L'Etat moderne totalitaire est un instrument d'oppression du peuple par les élites dominantes : Simone Weil explique pourquoi et comment cette fonction est liée à l'illusion d'une domination de la Nature par la technologie.
Cependant la critique du marxisme par S. Weil me paraît incompréhensible et hors sujet. Non seulement K. Marx a annoncé la destruction des cultures traditionnelles sous l'effet de l'économie capitaliste (ce qui n'est pour Marx ni une mauvaise chose, ni un progrès, mais un phénomène historique), mais il a prédit la "réification" de l'être humain. Marx a même démontré l'inaptitude du droit à réduire les inégalités, éventant ainsi le subterfuge de la sociale-démocratie, qui se double malheureusement souvent d'une ruse chrétienne (on pense ici en particulier à la ruse de la "doctrine sociale de l'Eglise catholique", ou à la ruse des supporteurs chrétiens de D. Trump).
Dans sa critique de la physique quantique, adjacente à celle de l'Etat totalitaire, Simone Weil n'est pas loin de définir ce discours scientifique comme un "newspeak" défiant l'entendement. Malheureusement incomplète, la critique de Simone Weil a le mérite de souligner la démission de la philosophie face à un des aspects les plus dangereux de l'Etat totalitaire technocratique, et l'hypocrisie des prétendus "comités d'éthique scientifique".

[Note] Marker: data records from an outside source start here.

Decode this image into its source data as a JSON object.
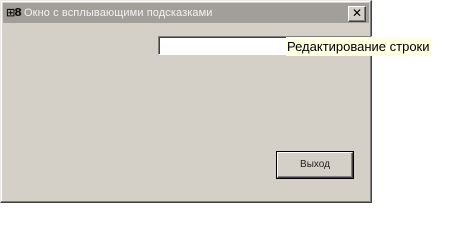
{
  "window": {
    "icon_glyph": "⊞8",
    "title": "Окно с всплывающими подсказками",
    "close_glyph": "✕"
  },
  "main": {
    "text_field_value": "",
    "tooltip_text": "Редактирование строки",
    "exit_button_label": "Выход"
  },
  "colors": {
    "window_bg": "#d4d0c8",
    "titlebar_bg": "#a29f9a",
    "tooltip_bg": "#ffffe1"
  }
}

Sur le plan religieux, Simone Weil n'est pas loin du célèbre hérétique Marcion, qui croyait le christianisme fondé sur le rejet du judaïsme, quand la véhémence du Christ est dirigée contre le clergé juif, c'est-à-dire la trahison de l'esprit de la Loi de Moïse.
L'hérésie de S. Weil est plutôt un errement : la méfiance de S. Weil vis-à-vis du clergé catholique peut se comprendre, dans une époque où il est s'est fait le complice de la barbarie capitaliste et de l'esclavage des ouvriers dont la condition lui semblait, comme à Marx et Engels, inhumaine ; le sentiment de culpabilité d'une partie du clergé catholique a d'ailleurs engendré en son sein un mouvement de prêtres-ouvriers (à un stade de la division du travail où l'esclavage le plus dur avait déjà été délocalisé en Chine ou en Inde).
Athée et socialiste, tout comme Orwell, S. Weil n'était pas beaucoup moins dégoûtée que lui par le personnel ecclésiastique ; mais elle a été conquise par la doctrine pacifique de Jésus-Christ, qui contraste singulièrement avec la violence barbare de la bourgeoisie judéo-chrétienne.
Le rejet de la religion juive, sous prétexte de la violence de l'Ancien testament, est surprenant de la part d'une helléniste comme Simone Weil, car la sagesse grecque passe aussi par des fables et des récits violents. Les héros grecs subissent la violence des éléments sataniques, mais ils exercent eux-mêmes souvent une violence symbolique, y compris Ulysse ; il ne faut pas oublier non plus la colère du Christ contre les Juifs et ses propres disciples, quand ceux-ci trahissent la Parole - colère qui prolonge celle de Moïse face aux Juifs idolâtres.